Его передернуло. Она слишком спешила заявить свой тон, что же могло быть далее?
- Подождите, молчите, дайте мне сказать, потом вы, хотя право, не знаю, что бы вы могли мне ответить? - продолжала она быстрою скороговоркой. - Тысячу двести рублей вашего пенсиона я считаю моею священною обязанностью до конца вашей жизни; то-есть зачем священною обязанностью, просто договором, это будет гораздо реальнее, не так ли? Если хотите, мы напишем. На случай моей смерти сделаны особые распоряжения. Но вы получаете от меня теперь сверх того квартиру и прислугу и все содержание. Переведем это на деньги, будет тысяча пятьсот рублей, не так ли? Кладу еще экстренных триста рублей, итого полных три тысячи. Довольно с вас в год? Кажется, не мало? В самых экстренных случаях я впрочем буду набавлять. Итак, возьмите деньги, пришлите мне моих людей и живите сами по себе, где хотите, в Петербурге, в Москве, за границей, или здесь, только не у меня. Слышите?
- Недавно так же настойчиво и так же быстро передано было мне из тех же уст другое требование, - медленно и с грустною отчетливостью проговорил Степан Трофимович.- Я смирился и... плясал казачка вам в угоду. Oui, la comparaison peut кtre permise. C'йtait comme un petit cozak du Don, qui sautait sur sa propre tombe. Теперь...
- Остановитесь, Степан Трофимович. Вы ужасно многоречивы. Вы не плясали, а вы вышли ко мне в новом галстуке, белье, в перчатках, напомаженный и раздушенный. Уверяю вас, что вам очень хотелось самому жениться; это было на вашем лице написано, и, поверьте, выражение самое неизящное. Если я не заметила вам тогда же, то единственно из деликатности. Но вы желали, вы желали жениться, несмотря на мерзости, которые вы писали интимно обо мне и о вашей невесте.

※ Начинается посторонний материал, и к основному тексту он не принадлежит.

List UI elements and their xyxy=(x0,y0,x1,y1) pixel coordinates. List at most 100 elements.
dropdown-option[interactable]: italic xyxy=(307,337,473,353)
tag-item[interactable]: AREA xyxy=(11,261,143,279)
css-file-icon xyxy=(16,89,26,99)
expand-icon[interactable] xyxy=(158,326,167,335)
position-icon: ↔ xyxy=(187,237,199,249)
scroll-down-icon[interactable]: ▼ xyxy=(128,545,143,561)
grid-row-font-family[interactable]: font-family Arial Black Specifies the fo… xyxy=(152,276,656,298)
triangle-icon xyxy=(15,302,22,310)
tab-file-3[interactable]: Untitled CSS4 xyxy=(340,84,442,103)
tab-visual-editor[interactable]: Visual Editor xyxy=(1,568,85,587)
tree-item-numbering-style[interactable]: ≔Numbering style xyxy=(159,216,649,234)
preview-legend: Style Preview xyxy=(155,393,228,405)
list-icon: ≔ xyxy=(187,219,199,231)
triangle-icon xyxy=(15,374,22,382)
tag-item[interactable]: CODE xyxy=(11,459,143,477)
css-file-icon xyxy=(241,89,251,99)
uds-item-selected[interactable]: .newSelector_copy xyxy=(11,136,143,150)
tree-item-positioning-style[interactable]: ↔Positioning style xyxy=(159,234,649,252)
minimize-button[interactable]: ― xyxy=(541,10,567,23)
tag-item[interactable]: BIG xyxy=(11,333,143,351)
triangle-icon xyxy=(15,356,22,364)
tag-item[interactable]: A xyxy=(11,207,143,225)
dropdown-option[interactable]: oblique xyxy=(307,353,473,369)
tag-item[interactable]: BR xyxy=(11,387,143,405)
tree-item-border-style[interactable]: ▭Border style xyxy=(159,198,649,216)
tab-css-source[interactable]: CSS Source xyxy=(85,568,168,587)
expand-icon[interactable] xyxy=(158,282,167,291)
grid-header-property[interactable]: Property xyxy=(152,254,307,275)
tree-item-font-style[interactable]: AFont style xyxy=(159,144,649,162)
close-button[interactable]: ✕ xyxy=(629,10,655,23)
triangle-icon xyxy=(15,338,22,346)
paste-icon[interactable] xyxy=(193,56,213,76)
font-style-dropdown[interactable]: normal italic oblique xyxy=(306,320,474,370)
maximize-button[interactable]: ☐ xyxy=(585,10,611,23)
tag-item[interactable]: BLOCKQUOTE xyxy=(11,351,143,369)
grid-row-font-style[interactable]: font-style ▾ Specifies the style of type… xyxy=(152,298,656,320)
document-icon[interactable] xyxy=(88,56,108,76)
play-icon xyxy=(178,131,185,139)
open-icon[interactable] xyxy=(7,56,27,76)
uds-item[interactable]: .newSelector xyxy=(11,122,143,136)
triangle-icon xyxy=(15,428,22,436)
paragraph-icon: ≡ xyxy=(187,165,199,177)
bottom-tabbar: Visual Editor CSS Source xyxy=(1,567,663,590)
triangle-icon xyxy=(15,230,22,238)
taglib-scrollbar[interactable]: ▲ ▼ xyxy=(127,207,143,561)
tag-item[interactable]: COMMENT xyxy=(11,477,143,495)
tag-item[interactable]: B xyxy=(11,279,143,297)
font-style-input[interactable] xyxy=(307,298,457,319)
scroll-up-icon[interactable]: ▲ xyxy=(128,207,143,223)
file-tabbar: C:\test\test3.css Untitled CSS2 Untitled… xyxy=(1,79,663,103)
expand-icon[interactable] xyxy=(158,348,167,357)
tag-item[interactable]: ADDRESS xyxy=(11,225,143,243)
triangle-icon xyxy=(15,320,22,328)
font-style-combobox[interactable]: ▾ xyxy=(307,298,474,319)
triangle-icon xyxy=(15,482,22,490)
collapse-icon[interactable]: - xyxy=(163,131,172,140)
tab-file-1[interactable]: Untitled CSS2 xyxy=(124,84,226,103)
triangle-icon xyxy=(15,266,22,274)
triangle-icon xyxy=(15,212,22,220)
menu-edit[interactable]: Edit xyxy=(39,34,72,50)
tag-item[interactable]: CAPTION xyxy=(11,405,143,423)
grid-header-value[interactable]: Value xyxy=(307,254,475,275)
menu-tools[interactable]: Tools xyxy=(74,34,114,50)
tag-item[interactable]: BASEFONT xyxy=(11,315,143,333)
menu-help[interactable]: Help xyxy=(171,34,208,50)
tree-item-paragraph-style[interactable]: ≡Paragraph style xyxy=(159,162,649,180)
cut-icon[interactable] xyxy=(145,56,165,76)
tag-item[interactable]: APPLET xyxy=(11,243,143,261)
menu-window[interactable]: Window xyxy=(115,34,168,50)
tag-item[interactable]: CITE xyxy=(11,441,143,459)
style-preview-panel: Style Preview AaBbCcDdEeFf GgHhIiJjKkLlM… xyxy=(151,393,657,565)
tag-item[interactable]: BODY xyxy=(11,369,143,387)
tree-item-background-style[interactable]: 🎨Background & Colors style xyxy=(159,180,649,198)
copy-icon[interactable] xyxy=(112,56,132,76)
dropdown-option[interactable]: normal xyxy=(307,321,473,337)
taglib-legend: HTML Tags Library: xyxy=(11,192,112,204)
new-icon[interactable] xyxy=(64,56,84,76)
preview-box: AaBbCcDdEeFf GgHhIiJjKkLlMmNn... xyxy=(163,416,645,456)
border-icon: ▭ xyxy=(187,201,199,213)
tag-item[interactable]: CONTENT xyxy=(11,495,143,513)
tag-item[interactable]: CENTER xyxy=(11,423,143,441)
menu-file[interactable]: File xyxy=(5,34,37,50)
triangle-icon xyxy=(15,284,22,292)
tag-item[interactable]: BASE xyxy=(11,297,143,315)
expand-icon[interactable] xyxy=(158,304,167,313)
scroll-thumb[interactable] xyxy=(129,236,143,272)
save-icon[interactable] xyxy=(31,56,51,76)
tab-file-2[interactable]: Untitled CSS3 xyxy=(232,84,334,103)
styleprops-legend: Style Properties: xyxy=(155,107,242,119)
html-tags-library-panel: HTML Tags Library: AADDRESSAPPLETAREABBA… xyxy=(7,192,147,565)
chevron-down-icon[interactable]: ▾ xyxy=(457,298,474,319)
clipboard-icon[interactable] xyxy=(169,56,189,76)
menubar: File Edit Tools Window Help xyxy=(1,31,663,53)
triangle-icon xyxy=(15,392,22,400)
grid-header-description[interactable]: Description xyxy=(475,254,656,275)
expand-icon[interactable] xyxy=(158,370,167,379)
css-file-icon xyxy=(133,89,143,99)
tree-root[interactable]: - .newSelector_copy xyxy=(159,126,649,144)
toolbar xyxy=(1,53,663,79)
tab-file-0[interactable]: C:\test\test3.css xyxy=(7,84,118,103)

Теперь вовсе не то. И к чему тут Cozak du Don над какою-то вашею могилой? Не понимаю, что за сравнение. Напротив, не умирайте, а живите; живите как можно больше, я очень буду рада.
- В богадельне?
- В богадельне? В богадельню нейдут с тремя тысячами дохода. Ах, припоминаю, - усмехнулась она; - в самом деле, Петр Степанович как-то расшутился раз о богадельне. Ба, это действительно особенная богадельня, о которой стоит подумать. Это для самых почтенных особ, там есть полковники, туда даже теперь хочет один генерал. Если вы поступите со всеми вашими деньгами, то найдете покой, довольство, служителей. Вы там будете заниматься науками и всегда можете составить партию в преферанс...
- Passons.
- Passons? - покоробило Варвару Петровну. - Но в таком случае все; вы извещены, мы живем с этих пор совершенно порознь.
- И все? Все, что осталось от двадцати лет? Последнее прощание наше?
- Вы ужасно любите восклицать, Степан Трофимович. Нынче это совсем не в моде. Они говорят грубо, но просто. Дались вам наши двадцать лет! Двадцать лет обоюдного самолюбия и больше ничего. Каждое письмо ваше ко мне писано не ко мне, а для потомства. Вы стилист, а не друг, а дружба - это только прославленное слово, в сущности: взаимное излияние помой...
- Боже, сколько чужих слов! Затверженные уроки! И на вас уже надели они свой мундир! Вы тоже в радости, вы тоже на солнце; chere, chere, за какое чечевичное варево продали вы им вашу свободу!
- Я не попугай, чтобы повторять чужие слова, - вскипела Варвара Петровна. - Будьте уверены, что у меня свои слова накопились. Что сделали вы для меня в эти двадцать лет? Вы отказывали мне даже в книгах, которые я для вас выписывала и которые, если бы не переплетчик, остались бы неразрезанными. Что давали вы мне читать, когда я, в первые годы, просила вас руководить меня? Все Капфиг да Капфиг. Вы ревновали даже к моему развитию и брали меры. А между тем над вами же все смеются. Признаюсь, я всегда вас считала только за критика; вы литературный критик и ничего более. Когда дорогой в Петербург я вам объявила, что намерена издавать журнал и посвятить ему всю мою жизнь, вы тотчас же поглядели на меня иронически и стали вдруг ужасно высокомерны.
- Это было не то, не то... мы тогда боялись преследований...
- Это было то самое, а преследований в Петербурге вы уж никак не могли бояться. Помните потом в феврале, когда пронеслась весть, вы вдруг прибежали ко мне перепуганный и стали требовать, чтоб я тотчас же дала вам удостоверение, в виде письма, что затеваемый журнал до вас совсем не касается, что молодые люди ходят ко мне, а не к вам, а что вы только домашний учитель, который живет в доме, потому что ему еще не додано жалованье, не так ли? Помните это вы? Вы отменно отличались всю вашу жизнь, Степан Трофимович.